Я был ему по колено, при своих метр-шесть сантиметров (Именно так записан мой рост в школьной медицинской карте, Кстати, я был в классе не самым маленьким!), а скрипка-четвертушка могла поместиться у Саввы в ладони.
– Ни-ра ти-ра ни-ра раааа… Скрипочка меня спасла! Меня из консерватории – на фронт! Под Сталинград! На прорыв! И вдруг у самой Волги – музыкантов скрипачей – в тыл! Я своему счастью не верил. Это сначала-то все добровольцем рвался, все пороги в военкоматах обивал, а как привезли на передовую – сразу назад захотелось.
– Как же вас с почками мобилизовали? – робко спрашивала мама, которая сидела в классе на уроке, «для моральной поддержки и для домашних занятий» – как говорил Савва,
– Так я же скрыл! За Родину! За Сталина! Малой кровью, скорым ударом…! А как на передовую попал… Ужас! Ну, что же это за вермишелинки такие… Ми…Ми…Ми…! Ни-ра ти-ра ни-ра ра…

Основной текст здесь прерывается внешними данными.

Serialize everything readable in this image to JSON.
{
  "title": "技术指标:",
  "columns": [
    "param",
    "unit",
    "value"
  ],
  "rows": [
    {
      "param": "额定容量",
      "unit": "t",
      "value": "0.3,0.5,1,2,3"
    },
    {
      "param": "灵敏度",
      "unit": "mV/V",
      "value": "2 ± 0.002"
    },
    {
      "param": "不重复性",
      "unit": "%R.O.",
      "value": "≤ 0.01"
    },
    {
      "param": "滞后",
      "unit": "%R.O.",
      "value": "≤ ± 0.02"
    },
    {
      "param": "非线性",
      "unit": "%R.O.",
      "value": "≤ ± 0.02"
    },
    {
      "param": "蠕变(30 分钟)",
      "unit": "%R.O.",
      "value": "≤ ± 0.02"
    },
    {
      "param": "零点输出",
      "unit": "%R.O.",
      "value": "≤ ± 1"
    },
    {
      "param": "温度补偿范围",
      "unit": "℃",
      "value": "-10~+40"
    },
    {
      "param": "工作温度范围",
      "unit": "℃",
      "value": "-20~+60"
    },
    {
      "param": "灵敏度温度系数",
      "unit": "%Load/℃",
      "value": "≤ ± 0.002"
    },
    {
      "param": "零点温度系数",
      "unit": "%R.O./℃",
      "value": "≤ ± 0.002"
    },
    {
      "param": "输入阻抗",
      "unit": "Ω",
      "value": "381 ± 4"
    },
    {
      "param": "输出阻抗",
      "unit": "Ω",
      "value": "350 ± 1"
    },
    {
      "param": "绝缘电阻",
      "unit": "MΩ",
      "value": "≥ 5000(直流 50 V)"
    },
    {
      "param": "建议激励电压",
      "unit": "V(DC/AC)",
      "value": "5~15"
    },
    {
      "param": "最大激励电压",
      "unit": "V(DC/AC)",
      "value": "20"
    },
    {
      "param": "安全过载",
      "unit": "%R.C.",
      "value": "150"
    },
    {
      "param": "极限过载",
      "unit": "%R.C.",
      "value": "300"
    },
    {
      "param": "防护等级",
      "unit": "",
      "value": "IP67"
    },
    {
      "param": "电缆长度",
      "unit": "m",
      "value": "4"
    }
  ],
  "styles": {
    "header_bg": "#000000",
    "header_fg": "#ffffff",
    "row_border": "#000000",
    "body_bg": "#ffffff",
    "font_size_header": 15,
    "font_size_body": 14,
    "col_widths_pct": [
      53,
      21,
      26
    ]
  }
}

Первый класс я закончил блистательно и досрочно. К весне я играл программу второго и третьего класса. Но через год Савва оставил преподавание – вероятно, почки не позволяли ему мотаться из театра в школу и обратно. Осенью он в школу не пришел, и я попал к Соломону. Не буду вспоминать его настоящего имени – у него ведь дети были и, наверное, уже теперь правнуки, а они не в чем не виноваты, и для них он, наверное, был и милым, и близким, и дорогим… Господь ему судья. Но как он терзал меня!